Easy loans a source of college problems
SACRAMENTO — Whenever educational issues are debated in the state Capitol, legislators operate from an unchallenged assumption: more government aid will lead to better opportunities for students. But the plight of a well-known Santa Ana-based private college system shows the reverse may often be true.
Corinthian Colleges, a for-profit company that owns Heald College and other career-oriented colleges, has announced that it is selling or closing its schools. This “swift crumbling,” as the Bay Area News Group called it, is the result of the U.S. Department of Education’s slashing of student aid to the colleges’ 72,000 students.
The colleges have been controversial. California Attorney General Kamala Harris’ office filed a complaint alleging that it “intentionally targeted low-income, vulnerable Californians through deceptive and false advertisements and aggressive marketing campaigns that misrepresented job-placement rates and school programs.”
That helped lead to federal action — a shut off of aid for three weeks unless the company provides information about student success rates. The Obama administration has softened its demand as officials figure out how to end Corinthian programs. California’s Legislature already banned new state aid to the schools for veterans.
And the AG’s office this week complained the company is “failing to tell prospective students that the schools to which they apply will all be sold or closed.” Corinthian executives have called Harris’ latest allegations a publicity stunt.
The schools’ defenders also allege elitism. Clearly, these schools aren’t designed to compete with the University of California. “Career colleges do a better job of helping students graduate and enter rewarding careers than traditional, state-funded schools,” argued one Heald official, in a Sacramento Bee column.

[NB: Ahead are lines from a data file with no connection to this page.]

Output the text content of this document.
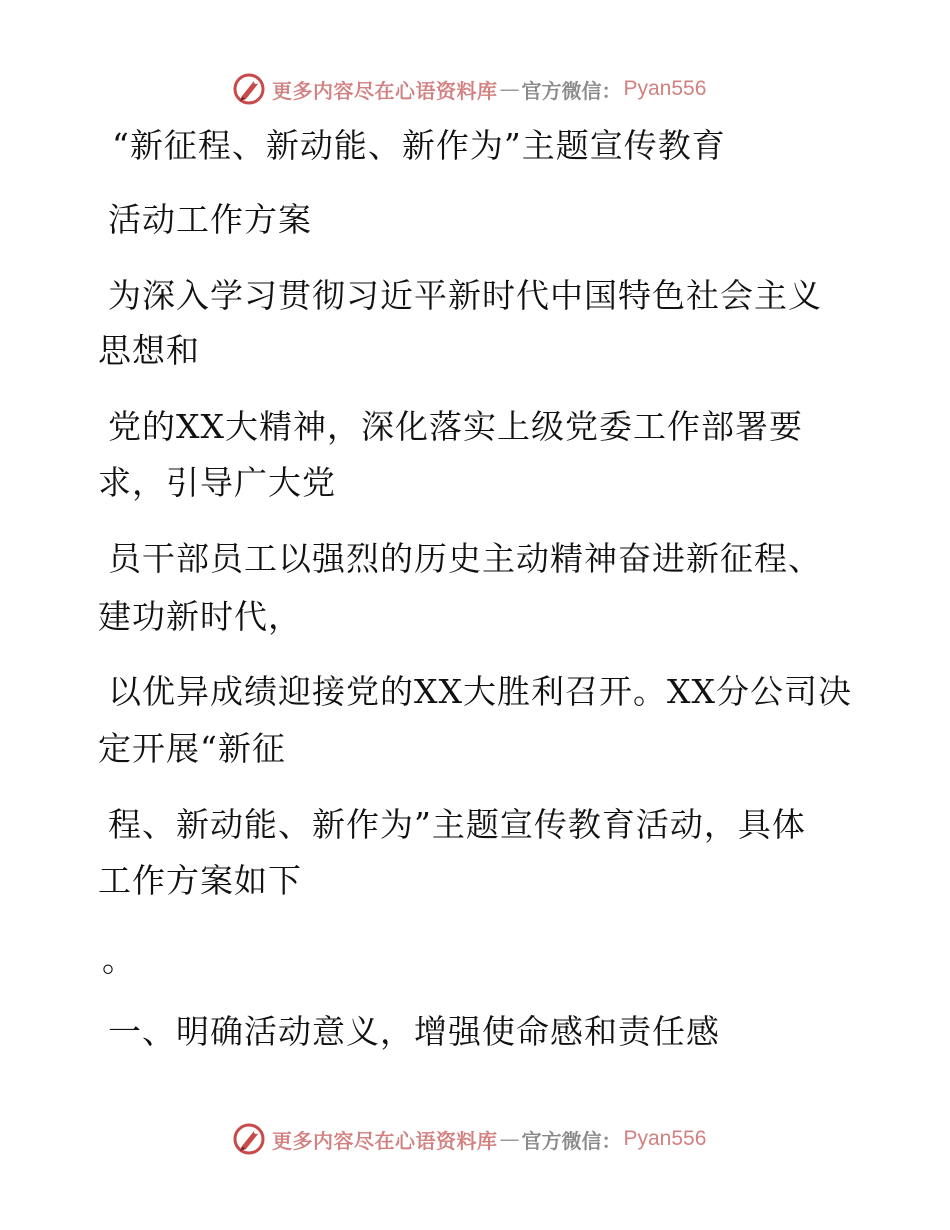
更多内容尽在心语资料库 — 官方微信： Pyan556
“新征程、新动能、新作为”主题宣传教育
活动工作方案
为深入学习贯彻习近平新时代中国特色社会主义
思想和
党的XX大精神，深化落实上级党委工作部署要
求，引导广大党
员干部员工以强烈的历史主动精神奋进新征程、
建功新时代，
以优异成绩迎接党的XX大胜利召开。XX分公司决
定开展“新征
程、新动能、新作为”主题宣传教育活动，具体
工作方案如下
。
一、明确活动意义，增强使命感和责任感
更多内容尽在心语资料库 — 官方微信： Pyan556
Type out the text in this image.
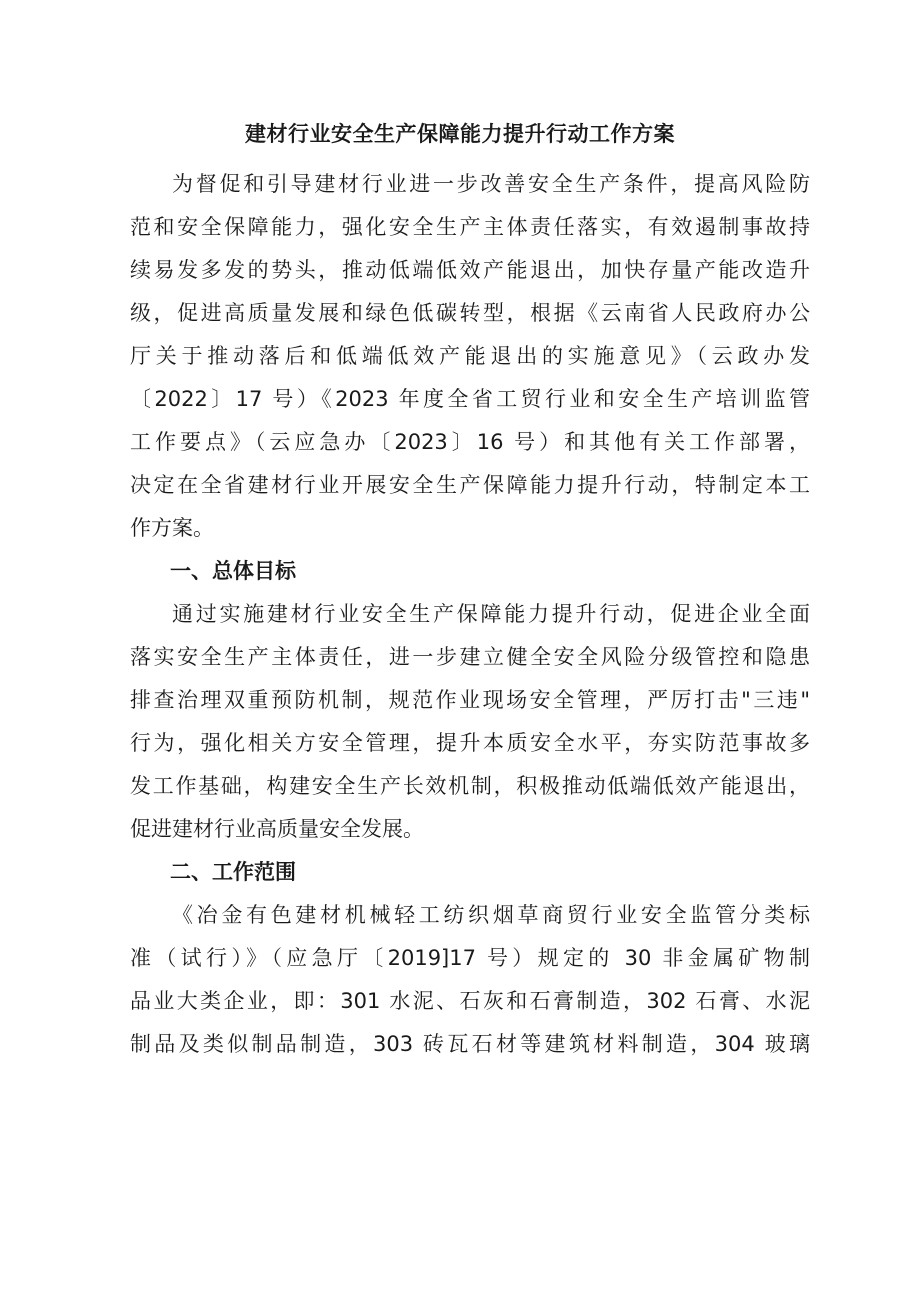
建材行业安全生产保障能力提升行动工作方案
为督促和引导建材行业进一步改善安全生产条件，提高风险防
范和安全保障能力，强化安全生产主体责任落实，有效遏制事故持
续易发多发的势头，推动低端低效产能退出，加快存量产能改造升
级，促进高质量发展和绿色低碳转型，根据《云南省人民政府办公
厅关于推动落后和低端低效产能退出的实施意见》（云政办发
〔2022〕17 号）《2023 年度全省工贸行业和安全生产培训监管
工作要点》（云应急办〔2023〕16 号）和其他有关工作部署，
决定在全省建材行业开展安全生产保障能力提升行动，特制定本工
作方案。
一、总体目标
通过实施建材行业安全生产保障能力提升行动，促进企业全面
落实安全生产主体责任，进一步建立健全安全风险分级管控和隐患
排查治理双重预防机制，规范作业现场安全管理，严厉打击"三违"
行为，强化相关方安全管理，提升本质安全水平，夯实防范事故多
发工作基础，构建安全生产长效机制，积极推动低端低效产能退出，
促进建材行业高质量安全发展。
二、工作范围
《冶金有色建材机械轻工纺织烟草商贸行业安全监管分类标
准（试行）》（应急厅〔2019]17 号）规定的 30 非金属矿物制
品业大类企业，即：301 水泥、石灰和石膏制造，302 石膏、水泥
制品及类似制品制造，303 砖瓦石材等建筑材料制造，304 玻璃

Nevertheless, there are plenty of allegations of high-pressure sales techniques and overly expensive courses that offer few real-world opportunities. Most critics focus on the profit motive, but the biggest problem may be the easy availability of government aid. The company cannot operate for very long once the spigot of federal dollars is turned off.
“Heald began in 1863 as a for-profit institution, and long before students turned to the federal government for student loans, it was formidable,” wrote former Heald President Larry Barton in the San Francisco Chronicle. “To pay for tuition, most students worked full or part time or borrowed from their families.”
Something changed. “As federal student loan program proliferated, especially in the 1970s, so too did the appetite of the private equity funds and private investors who saw broad opportunity by starting new ‘colleges’,” Barton added. Students needed to sign on the dotted line — and federal aid would flow toward the colleges.
State and federal officials can see the problem with some of these for-profit ventures (although many have fine reputations), but they don’t see how this dynamic infects the entire higher-education system.
A recent CNBC report pegs student-loan debt at around $1.2 trillion nationwide — with those numbers increasing as students pay for “skyrocketing tuition” costs. It’s inflationary. Most students take out loans to attend public and private universities, community colleges and non-profit schools, not these smaller for-profit ones.
Elite universities don’t face allegations of high-pressure sales tactics, but they, too, lock students into years of debt, and often offer degrees of questionable market value. And all types of schools are less rigorous in their spending when borrowed money keeps flowing, as news reports point to a nationwide spree by major universities of building luxury dormitories.
The Obama administration’s approach of choking off the student-aid dollars to Corinthian Colleges is sensible. But state and federal legislators need to learn a lesson that has a broad application beyond this one for-profit college system.